RAMP's internal AI tool is built on the principle of not limiting user upside. Instead of simplifying the tool by removing features for non-technical users, they make advanced complexity invisible while preserving full capability, breaking from conventional software design wisdom.
The best test of knowledge is the ability to teach it. By having employees explain a new AI tool or workflow to their peers, they are forced to solidify their own understanding and identify knowledge gaps. This process turns passive learning into active expertise.
Driving company-wide AI adoption doesn't require massive training programs. Short, consistent, and practical 15-minute weekly sessions showcasing useful applications can create a powerful cultural shift and accelerate learning more effectively than large-scale, infrequent training.
The fastest way to understand AI's value is by using it for your actual work from day one, not by working through tutorials or sample projects. Applying AI to a genuine need, like analyzing your team's data or drafting a real memo, provides immediate, tangible feedback on its capabilities and limitations.
For large, traditional companies, the most critical first step in AI adoption isn't building tools, but fostering deep understanding. Provide teams sandboxed access to AI models and company data, allowing them to build intuition about capabilities before crafting strategy.

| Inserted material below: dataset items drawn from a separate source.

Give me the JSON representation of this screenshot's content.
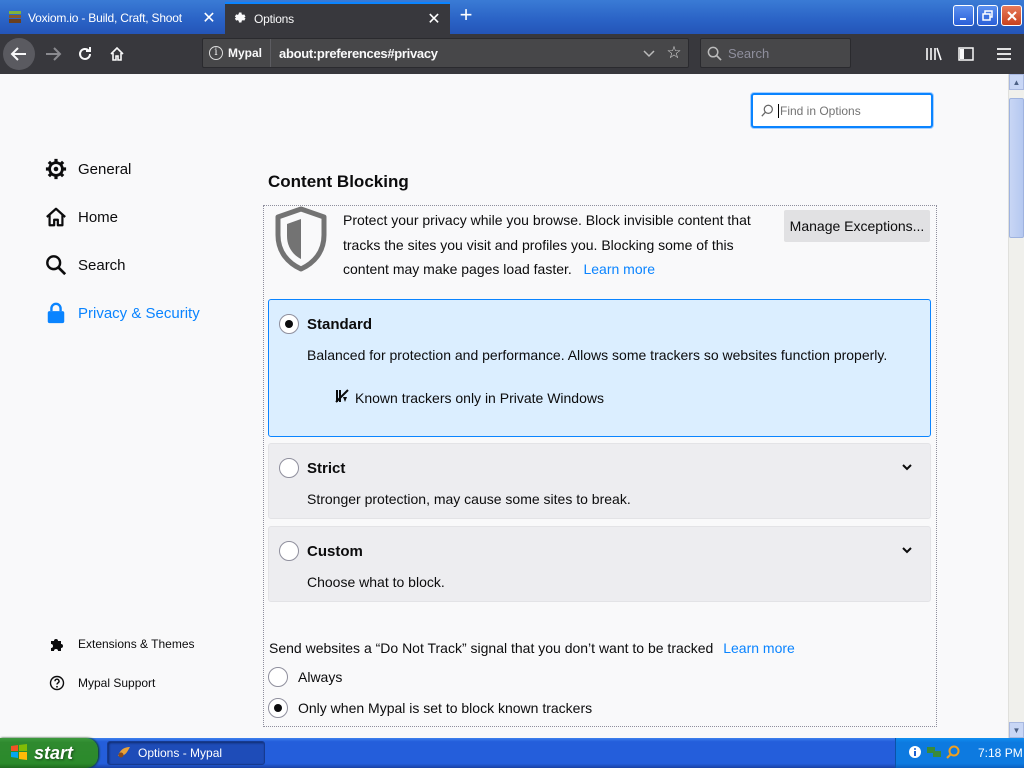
{
  "browser": {
    "tabs": [
      {
        "title": "Voxiom.io - Build, Craft, Shoot",
        "active": false
      },
      {
        "title": "Options",
        "active": true
      }
    ],
    "identity_label": "Mypal",
    "url": "about:preferences#privacy",
    "search_placeholder": "Search"
  },
  "prefs": {
    "find_placeholder": "Find in Options",
    "categories": [
      {
        "label": "General",
        "icon": "gear-icon"
      },
      {
        "label": "Home",
        "icon": "home-icon"
      },
      {
        "label": "Search",
        "icon": "search-icon"
      },
      {
        "label": "Privacy & Security",
        "icon": "lock-icon",
        "selected": true
      }
    ],
    "footer_links": [
      {
        "label": "Extensions & Themes",
        "icon": "puzzle-icon"
      },
      {
        "label": "Mypal Support",
        "icon": "help-icon"
      }
    ],
    "section_title": "Content Blocking",
    "description": "Protect your privacy while you browse. Block invisible content that tracks the sites you visit and profiles you. Blocking some of this content may make pages load faster.",
    "learn_more": "Learn more",
    "manage_exceptions": "Manage Exceptions...",
    "options": {
      "standard": {
        "title": "Standard",
        "desc": "Balanced for protection and performance. Allows some trackers so websites function properly.",
        "detail": "Known trackers only in Private Windows",
        "selected": true
      },
      "strict": {
        "title": "Strict",
        "desc": "Stronger protection, may cause some sites to break.",
        "selected": false
      },
      "custom": {
        "title": "Custom",
        "desc": "Choose what to block.",
        "selected": false
      }
    },
    "dnt": {
      "label": "Send websites a “Do Not Track” signal that you don’t want to be tracked",
      "learn_more": "Learn more",
      "always": "Always",
      "only_when": "Only when Mypal is set to block known trackers",
      "selected": "only_when"
    }
  },
  "taskbar": {
    "start_label": "start",
    "task_label": "Options - Mypal",
    "clock": "7:18 PM"
  },
  "colors": {
    "accent": "#0a84ff",
    "toolbar": "#38383d",
    "selected_option_bg": "#dbeeff"
  }
}
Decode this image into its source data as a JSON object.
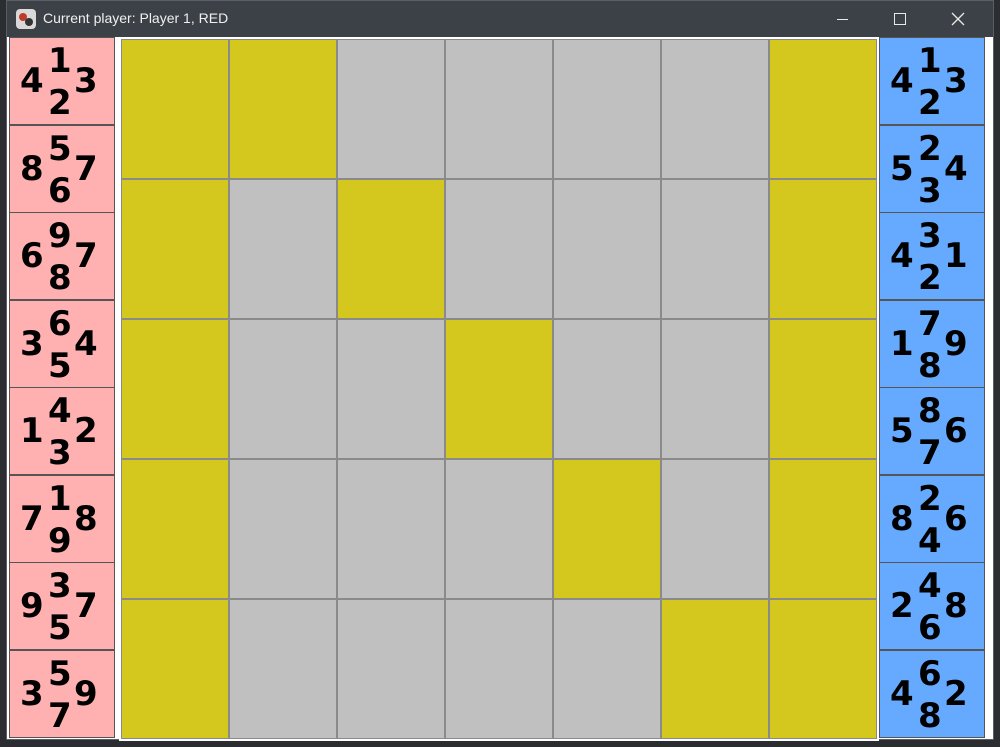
{
  "window": {
    "title": "Current player: Player 1, RED",
    "controls": [
      "minimize",
      "maximize",
      "close"
    ]
  },
  "red_hand": {
    "color": "#ffb0b0",
    "cards": [
      {
        "top": "1",
        "left": "4",
        "right": "3",
        "bottom": "2"
      },
      {
        "top": "5",
        "left": "8",
        "right": "7",
        "bottom": "6"
      },
      {
        "top": "9",
        "left": "6",
        "right": "7",
        "bottom": "8"
      },
      {
        "top": "6",
        "left": "3",
        "right": "4",
        "bottom": "5"
      },
      {
        "top": "4",
        "left": "1",
        "right": "2",
        "bottom": "3"
      },
      {
        "top": "1",
        "left": "7",
        "right": "8",
        "bottom": "9"
      },
      {
        "top": "3",
        "left": "9",
        "right": "7",
        "bottom": "5"
      },
      {
        "top": "5",
        "left": "3",
        "right": "9",
        "bottom": "7"
      }
    ]
  },
  "blue_hand": {
    "color": "#66aaff",
    "cards": [
      {
        "top": "1",
        "left": "4",
        "right": "3",
        "bottom": "2"
      },
      {
        "top": "2",
        "left": "5",
        "right": "4",
        "bottom": "3"
      },
      {
        "top": "3",
        "left": "4",
        "right": "1",
        "bottom": "2"
      },
      {
        "top": "7",
        "left": "1",
        "right": "9",
        "bottom": "8"
      },
      {
        "top": "8",
        "left": "5",
        "right": "6",
        "bottom": "7"
      },
      {
        "top": "2",
        "left": "8",
        "right": "6",
        "bottom": "4"
      },
      {
        "top": "4",
        "left": "2",
        "right": "8",
        "bottom": "6"
      },
      {
        "top": "6",
        "left": "4",
        "right": "2",
        "bottom": "8"
      }
    ]
  },
  "board": {
    "rows": 5,
    "cols": 7,
    "colors": {
      "empty": "#c0c0c0",
      "yellow": "#d4c81f"
    },
    "cells": [
      [
        "yellow",
        "yellow",
        "empty",
        "empty",
        "empty",
        "empty",
        "yellow"
      ],
      [
        "yellow",
        "empty",
        "yellow",
        "empty",
        "empty",
        "empty",
        "yellow"
      ],
      [
        "yellow",
        "empty",
        "empty",
        "yellow",
        "empty",
        "empty",
        "yellow"
      ],
      [
        "yellow",
        "empty",
        "empty",
        "empty",
        "yellow",
        "empty",
        "yellow"
      ],
      [
        "yellow",
        "empty",
        "empty",
        "empty",
        "empty",
        "yellow",
        "yellow"
      ]
    ]
  }
}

Instead of passively learning about AI, executives should actively deploy a simple agentic product. This hands-on experience of training and QA provides far more valuable, practical knowledge than any course or subscription, putting you ahead of 90% of peers.
Since AI capabilities are novel, users often struggle with adoption. Rather than using traditional templates or tutorials, a more effective method is to build an AI agent or operator that guides users through the process. This approach uses the AI to teach the user how to leverage AI's potential within the product's specific context.
Team members learn the capabilities and best practices for using their own AI agents by observing others' interactions in public channels. This "mid journey dynamic" creates a tacit transmission of knowledge about what's possible, accelerating the entire organization's learning curve much faster than formal training.
To maximize adoption and minimize frontline anxiety, embed new AI tools into existing workflows as an 'easy button.' By skipping a formal launch and training, the focus shifts from the technology's novelty to its intuitive utility, encouraging natural adoption as users discover its value organically.